Diario Sur

carta del director

El combate del PSOE

Ríanse de ‘Juego de Tronos’ comparado con lo que se está viviendo en la trastienda del PSOE después de lo ocurrido en el Comité Federal de la semana pasada. Como si de una batalla fraticida se tratase, las diferentes facciones socialistas se curan las heridas con la sensación de que necesitan tiempo para recomponerse. El PSOE es hoy un ejército desguarnecido, desnortado, sin un liderazgo claro. A merced, como si del Séptimo de Caballería se tratase, de un definitivo ataque, imprevisto o inesperado. Y esa urgencia de calma no sólo está interiorizada en las filas socialistas, sino en las del propio PP, consciente de que, en el fondo, necesita al PSOE como muro de contención de la izquierda más populista.

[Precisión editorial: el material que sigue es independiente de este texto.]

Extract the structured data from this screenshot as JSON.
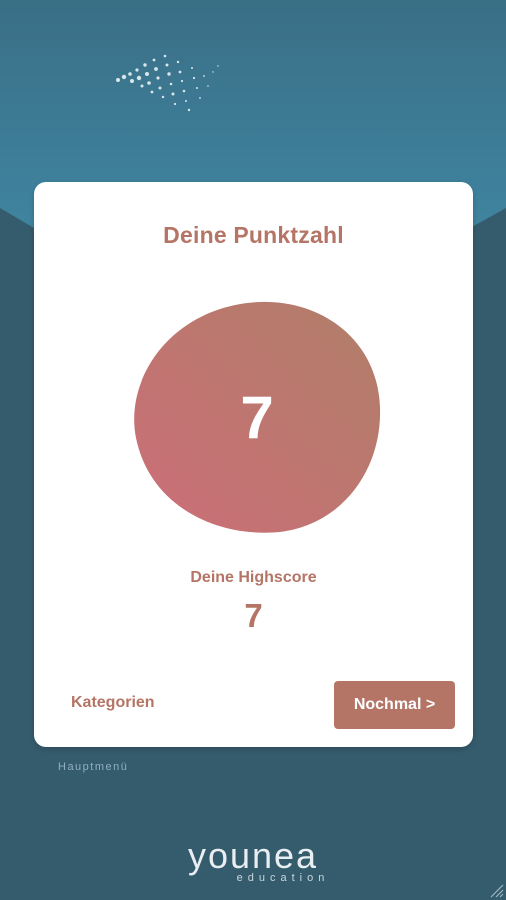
{
  "colors": {
    "accent": "#b57566",
    "background": "#355c6d",
    "header_band": "#3f7d96",
    "card": "#ffffff"
  },
  "score_card": {
    "title": "Deine Punktzahl",
    "score": "7",
    "highscore_label": "Deine Highscore",
    "highscore": "7"
  },
  "actions": {
    "categories_label": "Kategorien",
    "again_label": "Nochmal >"
  },
  "footer": {
    "main_menu_label": "Hauptmenü",
    "logo_word": "younea",
    "logo_sub": "education"
  },
  "icons": {
    "decoration": "particles-icon",
    "resize": "resize-grip-icon"
  }
}
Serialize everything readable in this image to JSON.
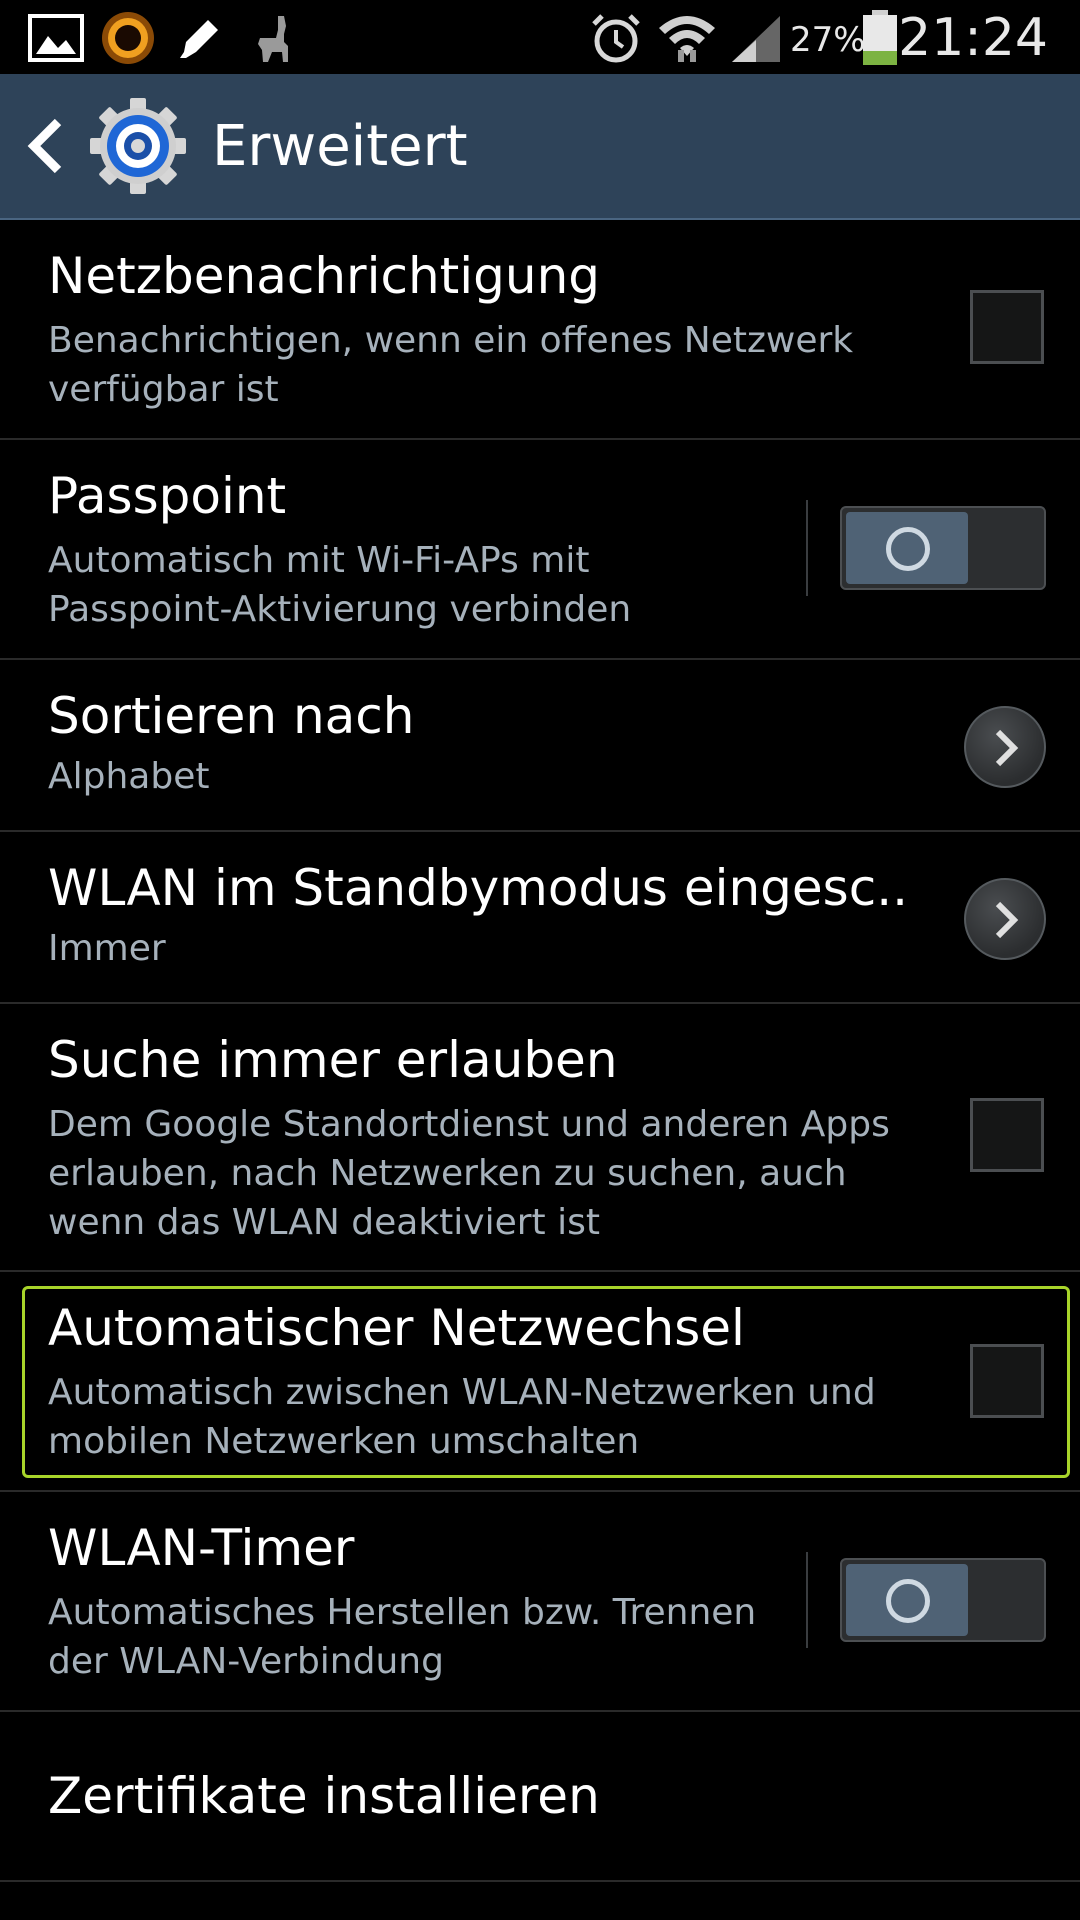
{
  "status_bar": {
    "icons": [
      "gallery-icon",
      "sunflower-icon",
      "pencil-icon",
      "llama-icon",
      "alarm-icon",
      "wifi-icon",
      "signal-icon",
      "battery-icon"
    ],
    "battery_percent": "27%",
    "time": "21:24",
    "battery_level": 0.27,
    "battery_color": "#7cb342"
  },
  "action_bar": {
    "title": "Erweitert",
    "back_icon": "chevron-left-icon",
    "app_icon": "settings-gear-icon",
    "background": "#2e4359"
  },
  "items": [
    {
      "title": "Netzbenachrichtigung",
      "subtitle": "Benachrichtigen, wenn ein offenes Netzwerk verfügbar ist",
      "control": "checkbox",
      "checked": false
    },
    {
      "title": "Passpoint",
      "subtitle": "Automatisch mit Wi-Fi-APs mit Passpoint-Aktivierung verbinden",
      "control": "toggle",
      "on": false
    },
    {
      "title": "Sortieren nach",
      "subtitle": "Alphabet",
      "control": "chevron"
    },
    {
      "title": "WLAN im Standbymodus eingesc..",
      "subtitle": "Immer",
      "control": "chevron"
    },
    {
      "title": "Suche immer erlauben",
      "subtitle": "Dem Google Standortdienst und anderen Apps erlauben, nach Netzwerken zu suchen, auch wenn das WLAN deaktiviert ist",
      "control": "checkbox",
      "checked": false
    },
    {
      "title": "Automatischer Netzwechsel",
      "subtitle": "Automatisch zwischen WLAN-Netzwerken und mobilen Netzwerken umschalten",
      "control": "checkbox",
      "checked": false,
      "focused": true
    },
    {
      "title": "WLAN-Timer",
      "subtitle": "Automatisches Herstellen bzw. Trennen der WLAN-Verbindung",
      "control": "toggle",
      "on": false
    },
    {
      "title": "Zertifikate installieren",
      "control": "none"
    }
  ],
  "colors": {
    "background": "#000000",
    "title_text": "#ffffff",
    "subtitle_text": "#a6b1bb",
    "focus_outline": "#a8d42a",
    "divider": "#2a2a2a"
  }
}
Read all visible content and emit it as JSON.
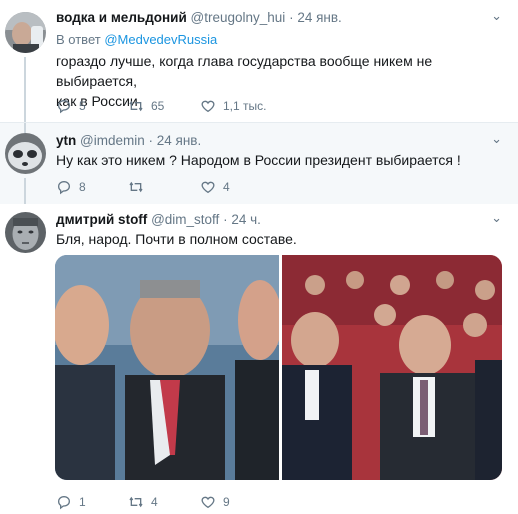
{
  "tweets": [
    {
      "name": "водка и мельдоний",
      "handle": "@treugolny_hui",
      "time": "24 янв.",
      "reply_prefix": "В ответ",
      "reply_to": "@MedvedevRussia",
      "text_line1": "гораздо лучше, когда глава государства вообще никем не выбирается,",
      "text_line2": "как в России",
      "replies": "5",
      "retweets": "65",
      "likes": "1,1 тыс."
    },
    {
      "name": "ytn",
      "handle": "@imdemin",
      "time": "24 янв.",
      "text": "Ну как это никем ? Народом в России президент выбирается !",
      "replies": "8",
      "retweets": "",
      "likes": "4"
    },
    {
      "name": "дмитрий stoff",
      "handle": "@dim_stoff",
      "time": "24 ч.",
      "text": "Бля, народ. Почти в полном составе.",
      "replies": "1",
      "retweets": "4",
      "likes": "9"
    }
  ],
  "separator": "·",
  "chevron": "⌄",
  "colors": {
    "accent": "#1b95e0",
    "muted": "#657786",
    "thread_line": "#ccd6dd"
  },
  "icons": [
    "reply-icon",
    "retweet-icon",
    "like-icon",
    "chevron-down-icon"
  ]
}
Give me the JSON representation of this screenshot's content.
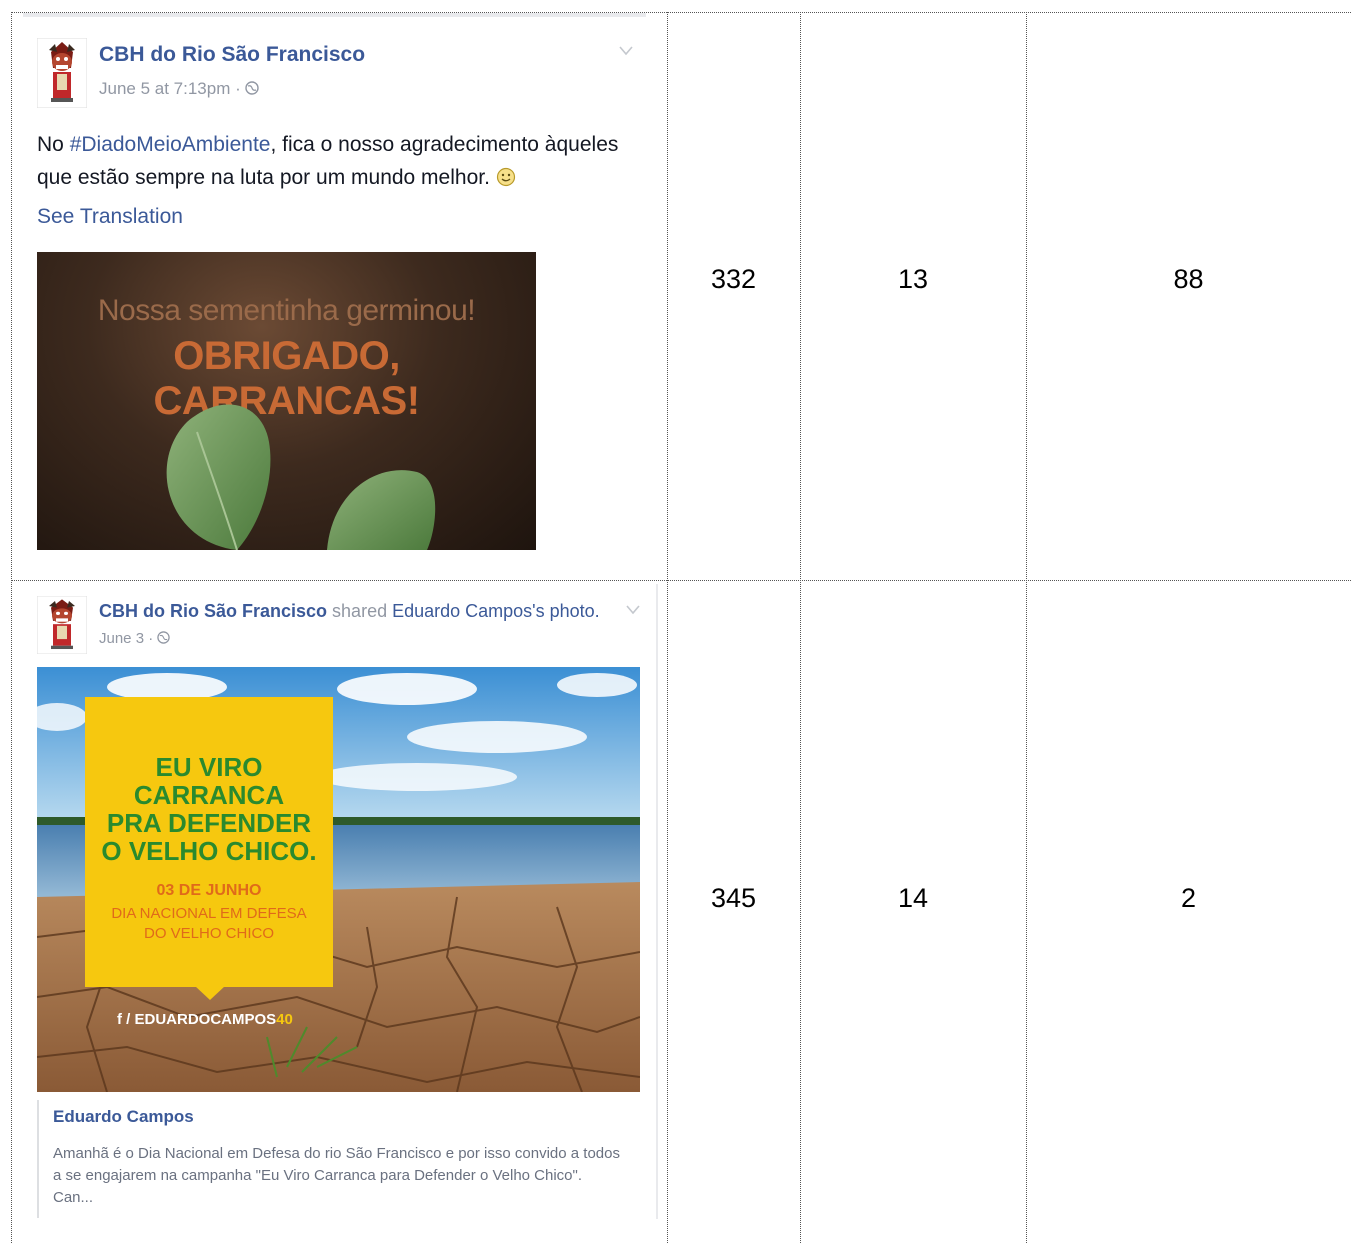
{
  "rows": [
    {
      "post": {
        "page_name": "CBH do Rio São Francisco",
        "timestamp": "June 5 at 7:13pm · ",
        "text_prefix": "No ",
        "hashtag": "#DiadoMeioAmbiente",
        "text_rest": ", fica o nosso agradecimento àqueles que estão sempre na luta por um mundo melhor. ",
        "smiley": "☺",
        "see_translation": "See Translation",
        "image_line1": "Nossa sementinha germinou!",
        "image_line2": "OBRIGADO, CARRANCAS!"
      },
      "col1": "332",
      "col2": "13",
      "col3": "88"
    },
    {
      "post": {
        "page_name": "CBH do Rio São Francisco",
        "shared_word": " shared ",
        "shared_owner": "Eduardo Campos's photo.",
        "timestamp": "June 3 · ",
        "image_title": "EU VIRO CARRANCA PRA DEFENDER O VELHO CHICO.",
        "image_title_lines": [
          "EU VIRO",
          "CARRANCA",
          "PRA DEFENDER",
          "O VELHO CHICO."
        ],
        "image_date": "03 DE JUNHO",
        "image_sub_lines": [
          "DIA NACIONAL EM DEFESA",
          "DO VELHO CHICO"
        ],
        "image_tag": "f / EDUARDOCAMPOS",
        "image_tag_num": "40",
        "shared_name": "Eduardo Campos",
        "shared_desc": "Amanhã é o Dia Nacional em Defesa do rio São Francisco e por isso convido a todos a se engajarem na campanha \"Eu Viro Carranca para Defender o Velho Chico\". Can..."
      },
      "col1": "345",
      "col2": "14",
      "col3": "2"
    }
  ],
  "icons": {
    "globe": "globe-icon",
    "chevron": "chevron-down-icon",
    "smiley": "smiley-icon"
  },
  "colors": {
    "facebook_blue": "#3b5998",
    "meta_grey": "#9197a3",
    "banner_yellow": "#f6c80f",
    "banner_green": "#2a8a2e",
    "banner_orange": "#e06a1a"
  }
}
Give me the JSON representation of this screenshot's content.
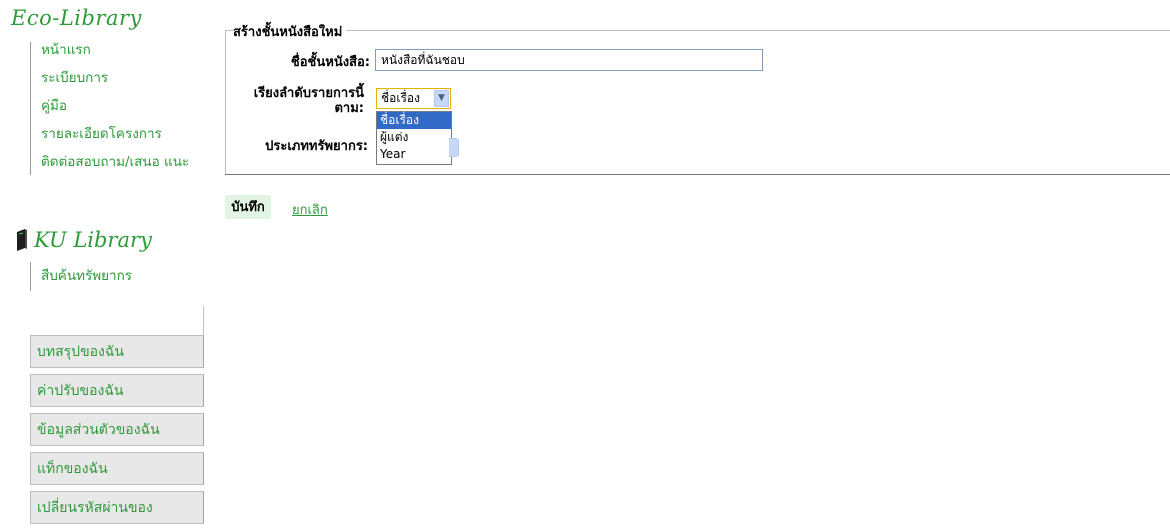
{
  "sidebar": {
    "eco_logo": "Eco-Library",
    "eco_links": [
      "หน้าแรก",
      "ระเบียบการ",
      "คู่มือ",
      "รายละเอียดโครงการ",
      "ติดต่อสอบถาม/เสนอ แนะ"
    ],
    "ku_logo": "KU Library",
    "ku_links": [
      "สืบค้นทรัพยากร"
    ],
    "boxes": [
      "บทสรุปของฉัน",
      "ค่าปรับของฉัน",
      "ข้อมูลส่วนตัวของฉัน",
      "แท็กของฉัน",
      "เปลี่ยนรหัสผ่านของ"
    ]
  },
  "form": {
    "legend": "สร้างชั้นหนังสือใหม่",
    "name_label": "ชื่อชั้นหนังสือ:",
    "name_value": "หนังสือที่ฉันชอบ",
    "sort_label": "เรียงลำดับรายการนี้ ตาม:",
    "sort_selected": "ชื่อเรื่อง",
    "sort_options": [
      "ชื่อเรื่อง",
      "ผู้แต่ง",
      "Year"
    ],
    "type_label": "ประเภททรัพยากร:",
    "save_label": "บันทึก",
    "cancel_label": "ยกเลิก"
  },
  "colors": {
    "brand_green": "#2e9a3a",
    "save_bg": "#e2f4e3",
    "selected_option": "#316ac5",
    "box_bg": "#e8e8e8"
  }
}
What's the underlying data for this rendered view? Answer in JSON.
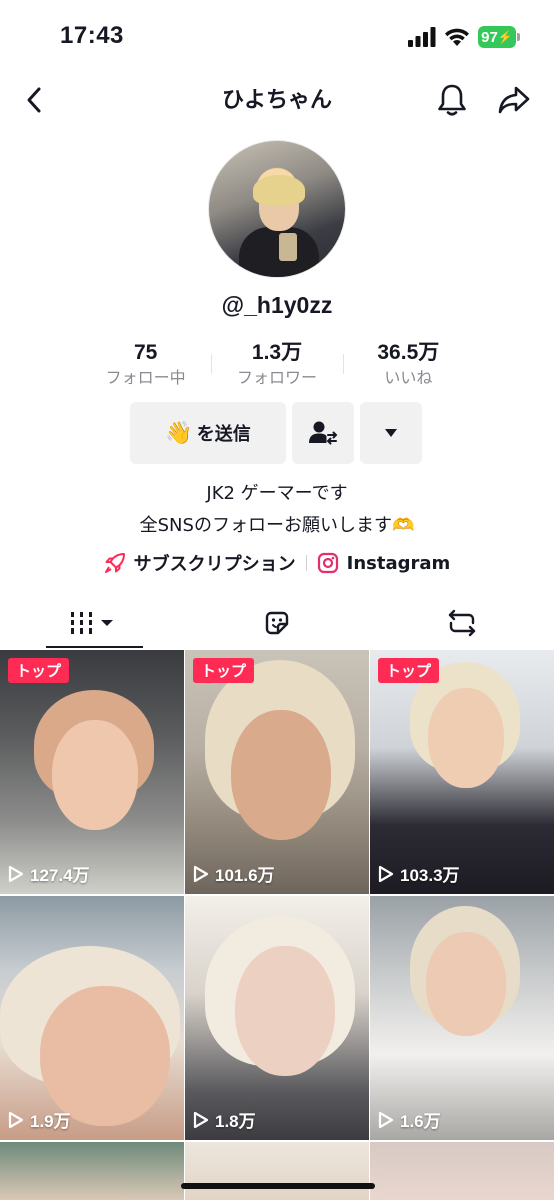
{
  "status_bar": {
    "time": "17:43",
    "battery": "97"
  },
  "header": {
    "title": "ひよちゃん",
    "back_icon": "chevron-left-icon",
    "bell_icon": "bell-icon",
    "share_icon": "share-arrow-icon"
  },
  "profile": {
    "username": "@_h1y0zz",
    "stats": [
      {
        "value": "75",
        "label": "フォロー中"
      },
      {
        "value": "1.3万",
        "label": "フォロワー"
      },
      {
        "value": "36.5万",
        "label": "いいね"
      }
    ],
    "message_button": {
      "emoji": "👋",
      "label": "を送信"
    },
    "bio_lines": [
      "JK2  ゲーマーです",
      "全SNSのフォローお願いします🫶"
    ],
    "links": [
      {
        "icon": "rocket-icon",
        "label": "サブスクリプション"
      },
      {
        "icon": "instagram-icon",
        "label": "Instagram"
      }
    ]
  },
  "tabs": [
    {
      "name": "videos",
      "icon": "grid-bars-icon"
    },
    {
      "name": "stickers",
      "icon": "sticker-icon"
    },
    {
      "name": "reposts",
      "icon": "repost-icon"
    }
  ],
  "videos": [
    {
      "badge": "トップ",
      "views": "127.4万"
    },
    {
      "badge": "トップ",
      "views": "101.6万"
    },
    {
      "badge": "トップ",
      "views": "103.3万"
    },
    {
      "badge": "",
      "views": "1.9万"
    },
    {
      "badge": "",
      "views": "1.8万"
    },
    {
      "badge": "",
      "views": "1.6万"
    }
  ],
  "colors": {
    "accent": "#fe2c55",
    "battery": "#34c759",
    "text": "#161823",
    "muted": "#8a8b91"
  }
}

Susana Díaz dio un paso al frente y derrotó a Pedro Sánchez a los puntos, en un combate en el que el intercambio de golpes dejó noqueados a ambos líderes. Es cierto que Pedro Sánchez salió como perdedor, pero la presidenta de la Junta también sufrió un desgaste cuyo impacto y trascendencia están aún por ver. Ahora su entorno trata de simular fortaleza, pero tras las frases hechas, siempre optimistas, se intuye la desazón del que se siente maltrecho. Sus enemigos y los habituales prejuicios del norte contra el sur quieren acentuar su imagen de política sin piedad, calculadora y especialista en enredar y en fulminar a quienes se crucen por su camino. Eso puede ser muy malo para su futuro, pero también puede ser bueno si se gestiona con precisión para reconvertirlo en el perfil de una líder con autoridad y determinación. Susana Díaz y su amplio equipo creen que el tiempo lo cura todo y que el electorado tiene memoria de pez en estos asuntos, pero la realidad es que ha sido tan evidente el despliegue de medios soterrados para derribar a Sánchez que ahora les aguarda un camino complejo para recomponer su imagen.

Susana Díaz se ha retirado a sus cuarteles, pero nadie duda de que volverá a primera línea nacional para intentar el asalto al poder. Ella, la presidenta, es hábil en el cuerpo a cuerpo, pero ha terminado tan quemada que necesita no sólo restablecer su imagen, sino recomponer un partido en Andalucía que, además, se enfrenta al desgaste propio de más de treinta años de Gobierno y al acoso del centro derecha. Da la sensación de que las circunstancias obligan a Susana Díaz a correr más deprisa de lo que puede. Y por ello siempre parece que los tiempos no le acompañan, como si constantemente pasaran trenes que deseara coger pero a los que no puede subirse.

Hay que reconocerle a Susana Díaz, no obstante, el mérito de acabar por ahora con la carrera suicida de Pedro Sánchez, que quería llevar al esperpento aquella aseveración de Zapatero cuando dijo que cualquiera en este país podía llegar a ser Presidente del Gobierno. Efectivamente, Sánchez estaba convencido de ello y estaba dispuesto a lograrlo costase lo que costase. Y, además, con la sospecha de intereses ocultos por desvelar. E incógnitas por resolver como el apoyo calculado de Borrell, ese político especializado en entrar y salir por puertas giratorias y que hizo una aparición oportuna en el Comité Federal. Y no se sabe si oportunista.

En este compás de espera sólo cabe esperar que el PSOE no persevere en su autodestrucción y, aunque sea por ganar tiempo para su regeneración, facilite un Gobierno que acabe, aunque sea por poco tiempo, con estos delirios y esperpentos.